Hydrogen fuel cells to compete with diesel truck engines by 2030: Cummins

June 17, 2021

Hydrogen fuel cell trucks could compete with diesel engine vehicles on a total cost of ownership basis before 2030, the head of new power engineering at engine and generator producer Cummins told S&P Global Platts.

Falling costs of renewable hydrogen and fuel cell production were bringing down the total cost of ownership (TCO) of fuel cell electric trucks, Cummins Vice President for New Power Engineering Jonathan Wood said in an interview June 16.

“We think towards the end of this decade, we will be getting closer to TCO parity with a diesel engine,” Wood said.

“It does depend on region, it does depend on application, it does depend on electricity pricing … but that is the time frame we think we will be getting close on TCO on some heavy-duty applications where we can get to low-cost hydrogen production,” he said.

Wood said the future of heavy-duty land transport would be hydrogen fuel cell or battery electric, as economies sought to meet zero-emission targets.
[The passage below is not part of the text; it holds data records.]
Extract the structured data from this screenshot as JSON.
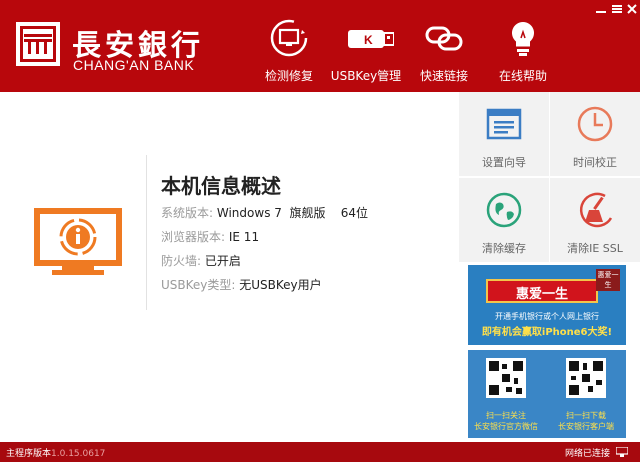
{
  "brand": {
    "name_cn": "長安銀行",
    "name_en": "CHANG'AN BANK",
    "color": "#b8070c"
  },
  "window_controls": {
    "minimize_icon": "minimize-icon",
    "close_icon": "close-icon"
  },
  "nav": [
    {
      "label": "检测修复",
      "icon": "monitor-refresh-icon"
    },
    {
      "label": "USBKey管理",
      "icon": "usb-key-icon"
    },
    {
      "label": "快速链接",
      "icon": "link-icon"
    },
    {
      "label": "在线帮助",
      "icon": "lightbulb-icon"
    }
  ],
  "info": {
    "title": "本机信息概述",
    "rows": [
      {
        "key": "系统版本:",
        "value": "Windows 7  旗舰版    64位"
      },
      {
        "key": "浏览器版本:",
        "value": "IE 11"
      },
      {
        "key": "防火墙:",
        "value": "已开启"
      },
      {
        "key": "USBKey类型:",
        "value": "无USBKey用户"
      }
    ],
    "icon": "info-monitor-icon",
    "accent": "#ef7a22"
  },
  "tiles": [
    {
      "label": "设置向导",
      "icon": "setup-wizard-icon",
      "color": "#3b7dc4"
    },
    {
      "label": "时间校正",
      "icon": "clock-icon",
      "color": "#e87a5a"
    },
    {
      "label": "清除缓存",
      "icon": "globe-clean-icon",
      "color": "#2aa37a"
    },
    {
      "label": "清除IE SSL",
      "icon": "broom-icon",
      "color": "#d9453a"
    }
  ],
  "promo1": {
    "ribbon": "惠爱一生",
    "badge": "惠爱一生",
    "line1": "开通手机银行或个人网上银行",
    "line2": "即有机会赢取iPhone6大奖!"
  },
  "promo2": {
    "caption_left_1": "扫一扫关注",
    "caption_left_2": "长安银行官方微信",
    "caption_right_1": "扫一扫下载",
    "caption_right_2": "长安银行客户端"
  },
  "footer": {
    "version_label": "主程序版本",
    "version": "1.0.15.0617",
    "network_status": "网络已连接"
  }
}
The timing of the transition was uncertain, he said, but noted that diesel would not form a part of the future energy mix in this segment.

Scaling up

US-based Cummins makes 1.3 million internal combustion engines a year, with current volumes giving a large price advantage to diesel trucks.

“If you run a commercial vehicle, the two biggest costs in the total cost of ownership are the price of fuel and the driver,” Wood said.

While fuel cell production was very small, “costs are coming down, the manufacturing supply chain is getting in place, we are starting to see lower-cost materials,” he said.

As well as falling total costs of ownership, fuel availability and grid developments to support the rollout of hydrogen infrastructure would define the success of fuel cells, but Wood was bullish.

“In heavy duty, we think hydrogen will dominate because you have got ease of refueling, and very fast refueling,” Wood said. “You have got range flexibility, duty cycle flexibility, and high levels of efficiency from the fuel cell itself.”

However, battery electric solutions for heavy transport might dominate in urban centers where a centralized charging system and fixed routes made battery infrastructure easier to manage, he said.